Please make sure your wp-plugin-repo-stats folder is at 755 permission and you have upgraded to the latest version of the plugin (0.0.7 as of this writing) . Make sure you have reviewed http://codex.wordpress.org/Hardening_WordPress carefully. You may also want to use a plugin such as http://wordpress.org/extend/plugins/exploit-scanner/ to make sure your system has not been compromised. I used this on my website with 0.0.7 running and did not find any issues.
The code in this plugin is benign. It does not do any database reading or writing, other than to the wp_options table using the Settings API which most plugins do. It does not accept user input other than from the admin page, which only logged-in administrators have access to.
As soon as I find out more information I will update this post.
Sorry, I’m starting to think this is a non-issue. I am going to unstick this topic.
I just got a phishing e-mail (fake Paypal receipt for a fake evening dress) that uses this plugin. The URL constructed was as follows:
If the URL is one of those bad neighborhood sites I mentioned, then this is probably just a coincidence.
It’s a mostly unconfigured WordPress blog; it’s just got the original “Hello World” post and comment. I actually just got another nearly identical phishing email, with a similarly formatted URL, but for a different blog and different plugin. So it’s probably not directly related to this plugin.

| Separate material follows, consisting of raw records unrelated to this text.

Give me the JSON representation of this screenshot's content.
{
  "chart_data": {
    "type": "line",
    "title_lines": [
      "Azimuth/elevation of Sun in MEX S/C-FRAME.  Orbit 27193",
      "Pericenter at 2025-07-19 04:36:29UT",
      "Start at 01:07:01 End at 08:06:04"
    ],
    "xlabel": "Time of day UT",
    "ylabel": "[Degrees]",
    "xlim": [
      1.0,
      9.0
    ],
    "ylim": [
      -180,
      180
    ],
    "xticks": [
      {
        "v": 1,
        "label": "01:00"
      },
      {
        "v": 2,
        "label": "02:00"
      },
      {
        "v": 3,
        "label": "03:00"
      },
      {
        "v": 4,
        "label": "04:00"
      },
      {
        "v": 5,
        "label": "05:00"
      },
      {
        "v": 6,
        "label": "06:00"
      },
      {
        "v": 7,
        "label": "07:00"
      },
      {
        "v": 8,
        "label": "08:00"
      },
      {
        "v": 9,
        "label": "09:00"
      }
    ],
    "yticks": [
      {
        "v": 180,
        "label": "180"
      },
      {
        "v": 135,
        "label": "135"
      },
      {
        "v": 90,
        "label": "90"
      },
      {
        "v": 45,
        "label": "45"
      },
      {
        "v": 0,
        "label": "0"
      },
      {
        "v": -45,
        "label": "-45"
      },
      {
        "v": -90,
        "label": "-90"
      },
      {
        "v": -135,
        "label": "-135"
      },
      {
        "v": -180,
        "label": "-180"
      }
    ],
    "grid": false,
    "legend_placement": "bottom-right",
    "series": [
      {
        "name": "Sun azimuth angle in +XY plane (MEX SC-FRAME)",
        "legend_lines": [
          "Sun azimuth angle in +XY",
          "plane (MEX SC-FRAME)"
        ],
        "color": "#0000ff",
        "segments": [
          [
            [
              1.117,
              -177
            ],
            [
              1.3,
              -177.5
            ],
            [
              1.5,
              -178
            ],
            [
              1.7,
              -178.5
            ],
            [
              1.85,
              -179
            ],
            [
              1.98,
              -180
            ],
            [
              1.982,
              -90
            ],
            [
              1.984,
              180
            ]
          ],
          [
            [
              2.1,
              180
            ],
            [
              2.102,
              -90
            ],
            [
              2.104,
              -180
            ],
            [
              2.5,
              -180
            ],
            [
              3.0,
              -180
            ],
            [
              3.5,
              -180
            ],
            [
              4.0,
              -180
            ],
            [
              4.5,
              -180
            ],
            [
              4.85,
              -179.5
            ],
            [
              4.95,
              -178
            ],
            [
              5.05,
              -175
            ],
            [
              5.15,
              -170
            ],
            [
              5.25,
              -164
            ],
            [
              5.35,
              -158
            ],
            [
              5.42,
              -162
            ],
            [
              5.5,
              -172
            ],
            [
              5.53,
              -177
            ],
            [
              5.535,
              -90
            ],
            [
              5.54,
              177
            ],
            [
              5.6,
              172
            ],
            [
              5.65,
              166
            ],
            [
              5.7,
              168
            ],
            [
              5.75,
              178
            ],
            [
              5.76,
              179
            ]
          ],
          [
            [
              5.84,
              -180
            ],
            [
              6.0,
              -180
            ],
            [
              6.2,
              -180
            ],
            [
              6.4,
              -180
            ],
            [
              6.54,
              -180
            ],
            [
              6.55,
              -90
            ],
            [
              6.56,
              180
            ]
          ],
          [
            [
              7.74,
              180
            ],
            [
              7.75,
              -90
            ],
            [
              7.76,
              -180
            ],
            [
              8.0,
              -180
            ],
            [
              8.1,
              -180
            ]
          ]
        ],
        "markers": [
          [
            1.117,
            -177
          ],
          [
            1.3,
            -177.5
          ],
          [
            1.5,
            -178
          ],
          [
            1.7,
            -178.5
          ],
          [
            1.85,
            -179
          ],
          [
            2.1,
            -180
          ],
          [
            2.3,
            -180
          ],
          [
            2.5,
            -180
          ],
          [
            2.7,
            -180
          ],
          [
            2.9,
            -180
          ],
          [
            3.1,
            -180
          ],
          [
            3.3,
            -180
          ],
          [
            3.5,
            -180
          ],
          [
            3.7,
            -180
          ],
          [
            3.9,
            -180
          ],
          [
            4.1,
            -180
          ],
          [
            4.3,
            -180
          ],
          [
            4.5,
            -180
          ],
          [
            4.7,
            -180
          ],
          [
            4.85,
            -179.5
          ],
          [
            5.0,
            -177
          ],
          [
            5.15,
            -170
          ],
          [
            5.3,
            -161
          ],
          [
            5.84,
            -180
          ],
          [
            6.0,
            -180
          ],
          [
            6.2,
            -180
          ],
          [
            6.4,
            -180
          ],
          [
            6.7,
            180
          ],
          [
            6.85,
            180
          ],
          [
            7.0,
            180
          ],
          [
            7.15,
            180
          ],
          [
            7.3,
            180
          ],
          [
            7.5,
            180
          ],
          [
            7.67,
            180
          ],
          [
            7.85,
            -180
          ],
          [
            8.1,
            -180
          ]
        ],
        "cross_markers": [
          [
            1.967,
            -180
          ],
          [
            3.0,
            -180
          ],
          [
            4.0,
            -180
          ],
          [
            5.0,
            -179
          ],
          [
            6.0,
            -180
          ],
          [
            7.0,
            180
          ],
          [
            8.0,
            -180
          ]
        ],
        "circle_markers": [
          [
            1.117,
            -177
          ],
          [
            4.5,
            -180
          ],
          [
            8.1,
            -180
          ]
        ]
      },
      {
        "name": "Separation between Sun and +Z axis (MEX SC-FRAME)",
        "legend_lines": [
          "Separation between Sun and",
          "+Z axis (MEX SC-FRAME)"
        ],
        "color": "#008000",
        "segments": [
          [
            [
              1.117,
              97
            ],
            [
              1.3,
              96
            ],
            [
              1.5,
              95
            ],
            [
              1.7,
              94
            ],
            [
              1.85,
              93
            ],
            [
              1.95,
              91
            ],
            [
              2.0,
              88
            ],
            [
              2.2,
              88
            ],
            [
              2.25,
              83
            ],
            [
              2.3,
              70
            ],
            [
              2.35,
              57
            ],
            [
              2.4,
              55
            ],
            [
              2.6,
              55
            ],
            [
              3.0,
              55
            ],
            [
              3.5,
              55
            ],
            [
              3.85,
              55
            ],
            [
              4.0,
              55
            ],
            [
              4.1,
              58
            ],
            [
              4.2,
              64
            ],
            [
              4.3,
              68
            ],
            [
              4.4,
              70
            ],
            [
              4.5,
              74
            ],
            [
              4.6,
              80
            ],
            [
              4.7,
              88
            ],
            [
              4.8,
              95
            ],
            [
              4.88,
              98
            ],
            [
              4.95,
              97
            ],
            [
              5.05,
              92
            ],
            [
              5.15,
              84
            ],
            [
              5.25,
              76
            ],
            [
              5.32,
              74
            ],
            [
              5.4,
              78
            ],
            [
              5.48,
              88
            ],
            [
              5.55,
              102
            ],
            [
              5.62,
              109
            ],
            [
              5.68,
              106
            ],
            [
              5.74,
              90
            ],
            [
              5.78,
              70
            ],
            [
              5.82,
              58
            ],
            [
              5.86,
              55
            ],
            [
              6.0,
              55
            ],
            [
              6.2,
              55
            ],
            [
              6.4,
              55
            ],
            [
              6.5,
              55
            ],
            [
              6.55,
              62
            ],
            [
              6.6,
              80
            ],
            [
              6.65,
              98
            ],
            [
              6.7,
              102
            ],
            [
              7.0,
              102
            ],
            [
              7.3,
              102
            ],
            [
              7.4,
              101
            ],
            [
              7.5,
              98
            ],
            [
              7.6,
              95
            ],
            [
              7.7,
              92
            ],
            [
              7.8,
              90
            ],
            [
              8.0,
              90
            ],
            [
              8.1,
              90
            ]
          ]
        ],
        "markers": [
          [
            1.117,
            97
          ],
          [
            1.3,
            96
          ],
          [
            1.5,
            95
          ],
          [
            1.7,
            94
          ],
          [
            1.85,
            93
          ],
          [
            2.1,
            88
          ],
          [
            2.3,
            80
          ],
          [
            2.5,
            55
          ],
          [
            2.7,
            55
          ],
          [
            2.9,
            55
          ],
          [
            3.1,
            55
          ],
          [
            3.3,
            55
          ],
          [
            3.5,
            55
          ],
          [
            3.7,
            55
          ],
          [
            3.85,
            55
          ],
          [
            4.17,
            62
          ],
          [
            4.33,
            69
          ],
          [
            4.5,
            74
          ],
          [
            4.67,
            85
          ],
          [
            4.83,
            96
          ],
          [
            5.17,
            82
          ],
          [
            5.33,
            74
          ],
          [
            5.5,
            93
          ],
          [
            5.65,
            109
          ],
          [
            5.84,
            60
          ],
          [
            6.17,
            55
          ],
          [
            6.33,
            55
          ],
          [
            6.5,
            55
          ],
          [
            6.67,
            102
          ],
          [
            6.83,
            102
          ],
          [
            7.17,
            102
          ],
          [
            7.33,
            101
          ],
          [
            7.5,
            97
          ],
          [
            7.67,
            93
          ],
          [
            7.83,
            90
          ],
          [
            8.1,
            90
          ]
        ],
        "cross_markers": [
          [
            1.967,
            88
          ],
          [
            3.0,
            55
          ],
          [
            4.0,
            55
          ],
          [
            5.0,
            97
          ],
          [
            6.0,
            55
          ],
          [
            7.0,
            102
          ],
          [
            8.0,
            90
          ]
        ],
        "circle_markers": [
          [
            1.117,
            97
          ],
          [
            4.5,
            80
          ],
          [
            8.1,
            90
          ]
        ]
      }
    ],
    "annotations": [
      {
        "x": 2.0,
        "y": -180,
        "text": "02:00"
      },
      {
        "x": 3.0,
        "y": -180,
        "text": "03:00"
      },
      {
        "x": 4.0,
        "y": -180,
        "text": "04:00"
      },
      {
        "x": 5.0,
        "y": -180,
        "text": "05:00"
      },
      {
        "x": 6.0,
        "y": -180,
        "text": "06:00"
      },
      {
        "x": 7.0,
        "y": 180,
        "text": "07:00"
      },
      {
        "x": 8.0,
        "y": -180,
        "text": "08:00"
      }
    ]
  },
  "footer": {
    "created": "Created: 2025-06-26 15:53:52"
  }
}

My guess is that they are hitting some other exploit on unsecured WordPress lbogs which allows them to overwrite php files in the plugin directory and sticking some payload in there.
It’s probably set up specifically to deliver a malware payload, so no other effort was made to configure the site.
Notice that none of the links point to the existing PHP files (wp_plugin_repo_stats.php or uninstall.php). It’s always some other file (like wps.php or colors.php which is not in the download package). So it’s not like the plugin has some native vulnerability which is being exploited using query parameters.
See also http://michaelseese.blogspot.com/2013/04/paypal-spam.html, does this mean Akismet has some backdoor in it too? Doubt it. It’s probably as you say, putting files into a folder of a plugin.
I haven’t visited any of the malware URLs so I can’t even say if the plugin files are actually being used to do anything harmful.